Folha de S. Paulo
Defesa da democracia já não basta para conter
a força desse espectro antigo e profundo
Jair
Bolsonaro perdeu as eleições —e seu golpe de Estado deu chabu.
Ele não
poderá disputar cargos públicos até 2030, além de ter contas pendentes com
a Justiça que poderão deixá-lo fora do jogo, sabe-se lá por quanto tempo.
O que o mantém vivo na política, além de
parcela da opinião pública, são a sua conspícua família e o espaço que lhe
concedem, não sem ambiguidades, aqueles que à sua sombra se elegeram
governadores, senadores e deputados.
Mas é possível que seu prestígio e sua liderança no campo da direita declinem. Nesse caso, terá destino semelhante ao de líderes populistas derrotados nas urnas mundo afora, em proporção maior dos que permanecem no poder e corroem a democracia por dentro.
Outra coisa é a presença, na vida pública
brasileira, do populismo de extrema direita, cuja permanência de certa forma
independe do que possa ocorrer com o ex-capitão.
Tratando do fenômeno na Europa, o cientista
político americano Larry
Bartels, em "Democracy Erodes from the Top" ("A Democracia
Desaba a Começar do Topo", em tradução livre), chama a atenção para a
existência de reservatórios de sentimentos e atitudes do público que abastecem
o populismo de direita.
São estáveis ao longo do tempo, mudam pouco
de tamanho e só ganham importância política quando líderes se dispõem a
explorá-los para ganhar eleições.
No Brasil, o reservatório é grande, antigo e
fundo. É formado pela rejeição aos políticos profissionais —e às elites em
geral— uns e outras irremediavelmente corruptos; pela desconfiança das
instituições representativas; pelo anseio de segurança e ordem que alimenta o
aplauso a políticas de mão dura contra o crime; e, ainda, por valores
reacionários em matéria de educação, religião e família.

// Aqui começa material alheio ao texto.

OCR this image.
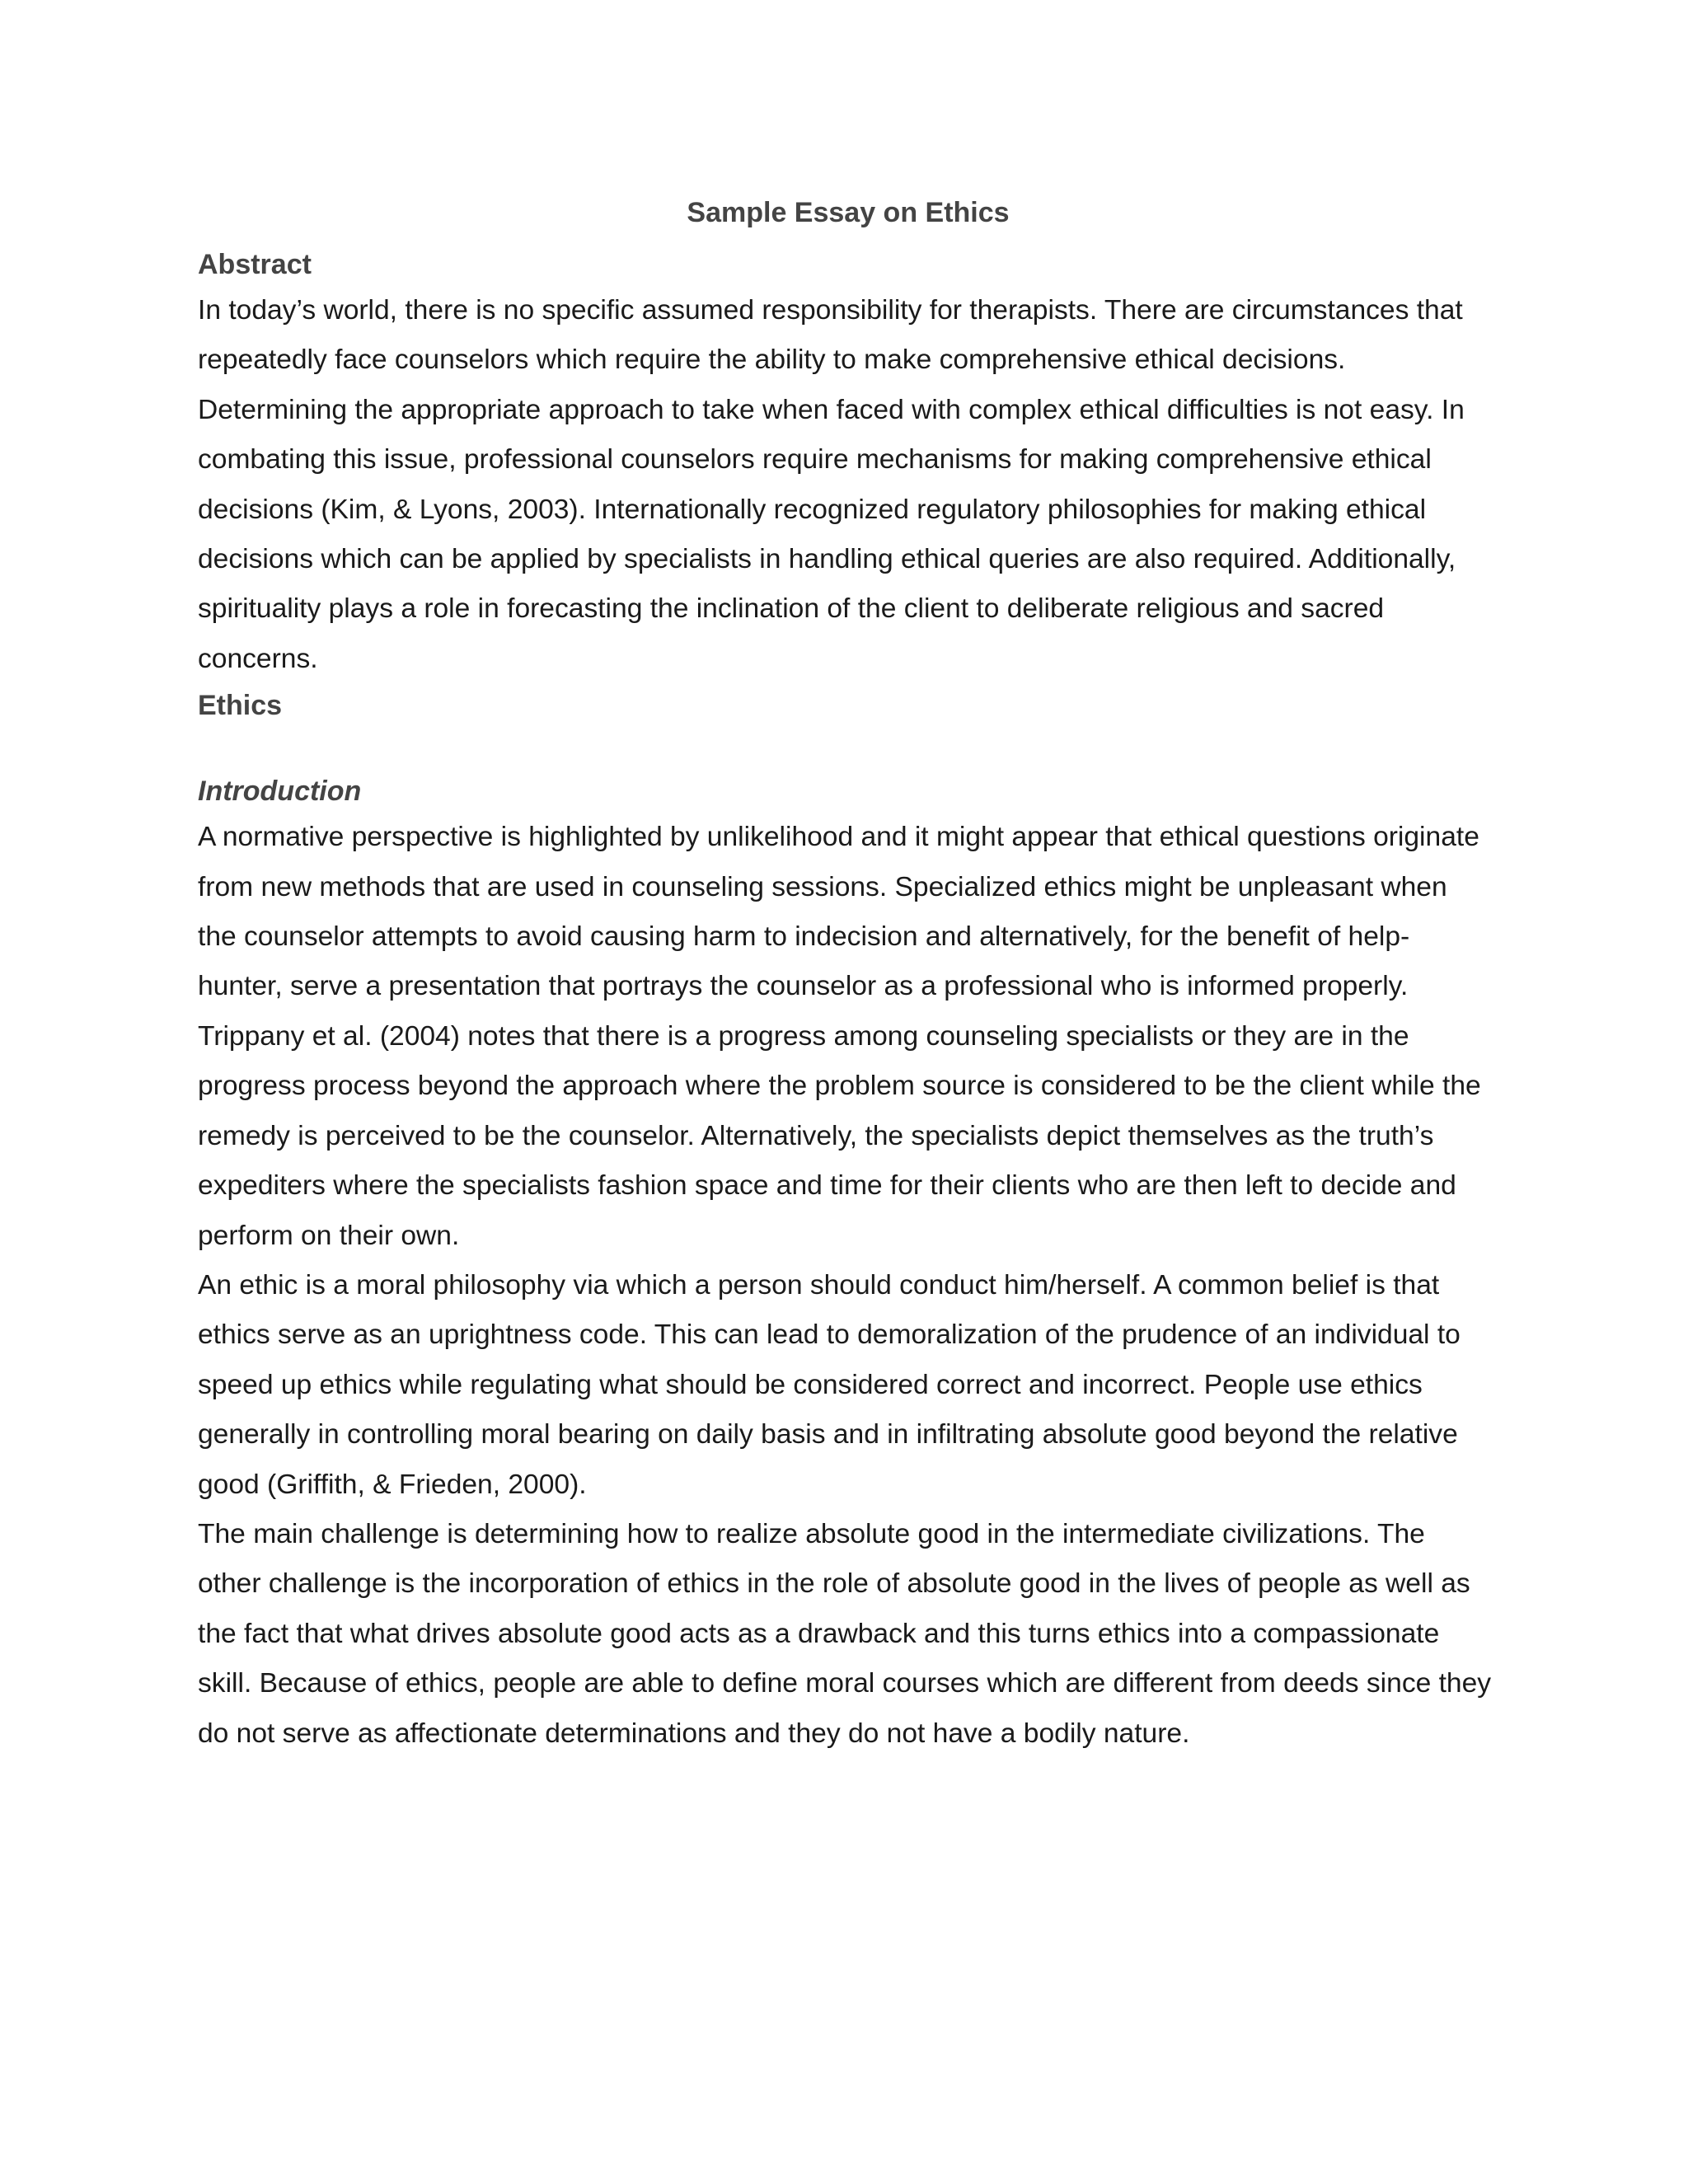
Sample Essay on Ethics
Abstract

In today’s world, there is no specific assumed responsibility for therapists. There are circumstances that
repeatedly face counselors which require the ability to make comprehensive ethical decisions.
Determining the appropriate approach to take when faced with complex ethical difficulties is not easy. In
combating this issue, professional counselors require mechanisms for making comprehensive ethical
decisions (Kim, & Lyons, 2003). Internationally recognized regulatory philosophies for making ethical
decisions which can be applied by specialists in handling ethical queries are also required. Additionally,
spirituality plays a role in forecasting the inclination of the client to deliberate religious and sacred
concerns.

Ethics
Introduction

A normative perspective is highlighted by unlikelihood and it might appear that ethical questions originate
from new methods that are used in counseling sessions. Specialized ethics might be unpleasant when
the counselor attempts to avoid causing harm to indecision and alternatively, for the benefit of help-
hunter, serve a presentation that portrays the counselor as a professional who is informed properly.

Trippany et al. (2004) notes that there is a progress among counseling specialists or they are in the
progress process beyond the approach where the problem source is considered to be the client while the
remedy is perceived to be the counselor. Alternatively, the specialists depict themselves as the truth’s
expediters where the specialists fashion space and time for their clients who are then left to decide and
perform on their own.

An ethic is a moral philosophy via which a person should conduct him/herself. A common belief is that
ethics serve as an uprightness code. This can lead to demoralization of the prudence of an individual to
speed up ethics while regulating what should be considered correct and incorrect. People use ethics
generally in controlling moral bearing on daily basis and in infiltrating absolute good beyond the relative
good (Griffith, & Frieden, 2000).

The main challenge is determining how to realize absolute good in the intermediate civilizations. The
other challenge is the incorporation of ethics in the role of absolute good in the lives of people as well as
the fact that what drives absolute good acts as a drawback and this turns ethics into a compassionate
skill. Because of ethics, people are able to define moral courses which are different from deeds since they
do not serve as affectionate determinations and they do not have a bodily nature.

Anos a fio, diferentes combinações desses
sentimentos foram mobilizadas por populistas de direita como Jânio Quadros,
Paulo Maluf, Fernando Collor e Bolsonaro, sem falar nas centenas de políticos
que seguem povoando os governos locais, as Assembleias Legislativas e o Congresso
Nacional, atulhados de pastores e pastoras, delegados de polícia, cabos e
coronéis aposentados.
A diferença em relação ao passado é que hoje
os sentimentos a avolumar o reservatório são alimentados por uma multiplicidade
de organizações da sociedade civil —laicas e religiosas—, por núcleos que
produzem interpretações do que foi ontem e do que é hoje e pelo uso habilidoso
das redes sociais.
Embora imprescindível, a defesa da democracia
já não basta para conter a força do populismo de direita e assim evitar a
tragédia periodicamente encenada com diferentes elencos.
Verdade.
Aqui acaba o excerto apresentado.